On December 4th, the Longwood Symphony Orchestra, led by Jonathan McPhee held their latest concert at the New England Conservatory’s Jordan Hall. The group presented Borodin’s Second Symphony as well as two scenes from the final opera of Wagner’s Ring Cycle, Götterdämmerung (The Twilight of the Gods). The orchestra is made up mostly of amateur musicians from the Boston area, the majority of whom are regularly employed in the medical or scientific fields. The LSO was joined for its final selection by soprano Joanna Porackova, a long-time veteran of the European operatic and concert stage who has made a number of appearances in the Boston area.
McPhee, a graduate of the Julliard School and the Royal Academy of Music in London, is now in his sixth season with the LSO; he also directs the Boston Ballet Orchestra in addition to two local community orchestras. McPhee’s direction was poised, skillful, and expressive, showing complete command of both the musical program and the volunteer ensemble. The conductor’s expressiveness not only facilitated the group’s outstanding performance, but also directed the audience to the musical action he wished to bring out. To paraphrase a common adage from the world of musical direction, “good conductors lead the ensemble; great ones lead the audience as well.”

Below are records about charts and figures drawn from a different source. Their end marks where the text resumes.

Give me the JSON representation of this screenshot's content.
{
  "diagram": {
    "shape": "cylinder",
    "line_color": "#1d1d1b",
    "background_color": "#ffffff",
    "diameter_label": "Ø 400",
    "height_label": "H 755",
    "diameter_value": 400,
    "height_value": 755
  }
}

It was no coincidence that the group’s first selection was a symphony by Dr. Alexander Borodin, a chemist who was also an amateur musician. The Second Symphony presents a number of challenges to an amateur orchestra, including a unison opening theme. The group was impressively unified, creating an effective presentation of the powerful theme. The first movement’s contrasting, lyric theme was also effective, though it did present perhaps the group’s only shortcoming; the ninety-member orchestra was often unable to produce contrasting dynamics to its stronger timbres (an understandable shortcoming, given the sheer size of the group). The fast-moving texture of the second movement was nimbly executed by the orchestra, with the winds gracefully presenting the movement’s contrasting theme. The third movement featured a number of soloists, all of whom served ably in this role; this movement moves directly into the final movement, an Allegro “Finale.” Again, the technical and artistic mastery of the group was stunning and nearly flawless, achieving a level of musical artistry far beyond their amateur status.

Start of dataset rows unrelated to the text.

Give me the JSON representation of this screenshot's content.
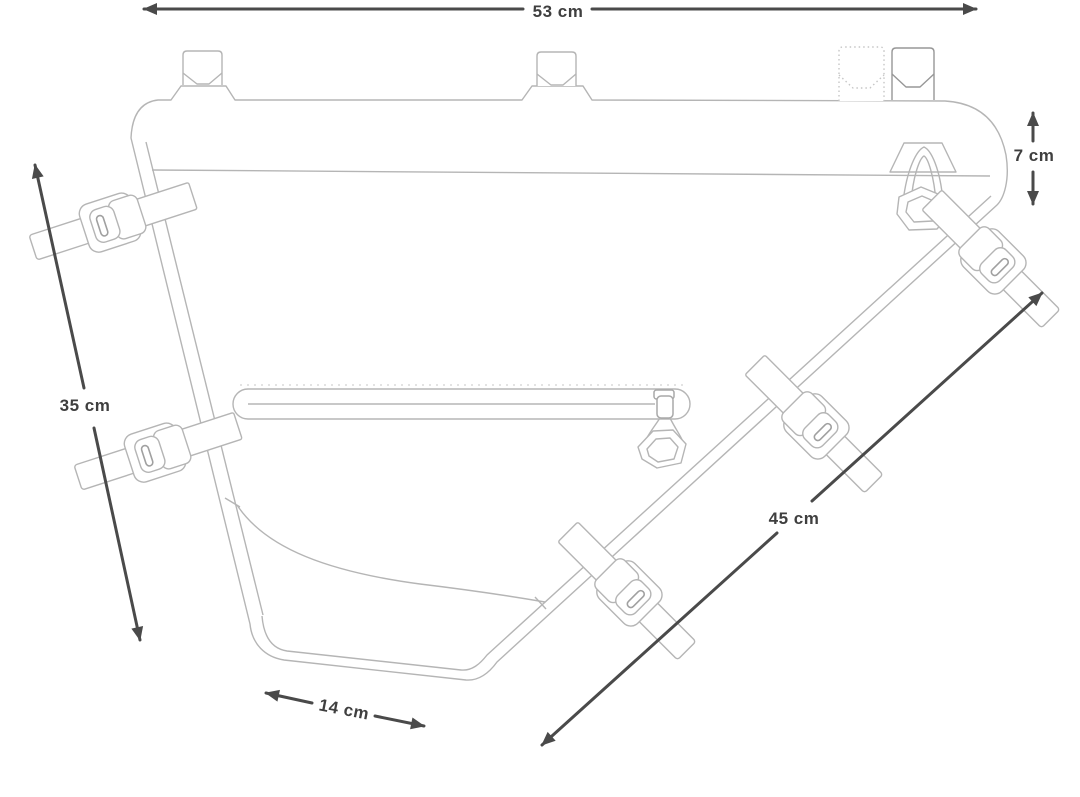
{
  "diagram": {
    "subject": "frame-bag-dimension-drawing",
    "dimensions": {
      "top_width": {
        "label": "53 cm"
      },
      "rear_height": {
        "label": "7 cm"
      },
      "front_height": {
        "label": "35 cm"
      },
      "hypotenuse": {
        "label": "45 cm"
      },
      "bottom": {
        "label": "14 cm"
      }
    },
    "colors": {
      "bag_line": "#b5b5b5",
      "dimension_line": "#4a4a4a",
      "label_text": "#3f3f3f",
      "background": "#ffffff"
    }
  }
}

The second half of the program began with the tone poem known as “Dawn and Siegfried’s Rhine Journey,” which connects the prologue to the opening act. This instrumental selection, taken from Götterdämmerung, is filled with the leitmotivs associated with various characters, places, and things throughout the Ring; additionally, the tone poem depicts the flow of the Rhine, as Siegfried travels down the mighty river. Following this selection, soprano Joanna Porackova joined the group for the “Immolation Scene” from the same opera. I particularly appreciated McPhee’s attempt to perform the two without a break for applause, although a few enthusiastic audience members disrupted his plan at Porackova’s entrance.
The orchestra continued its stellar performance, giving a powerful representation of the Rhine and clear, characteristic statements of the leitmotivs. Horn soloist Vanessa Gardner, LSO board member and concerts manager at MIT, performed the famous offstage horn solos from the “Rhine Journey” with the proficiency and musical presence of a professional. Porackova’s performance had a clear sense of the drama, as well as strong comportment and gesture. Her warm, smooth voice rang out over Wagner’s heavy orchestral textures. She is clearly at home in the role of Brünnhilde (although Götterdämmerung is not listed among her stage credits, she has performed significant roles in several of Wagner’s operas, including Tristan und Isolde and Die Walküre). Her powerful, dramatic performance was well supported by the LSO, giving a triumphant finish to the evening.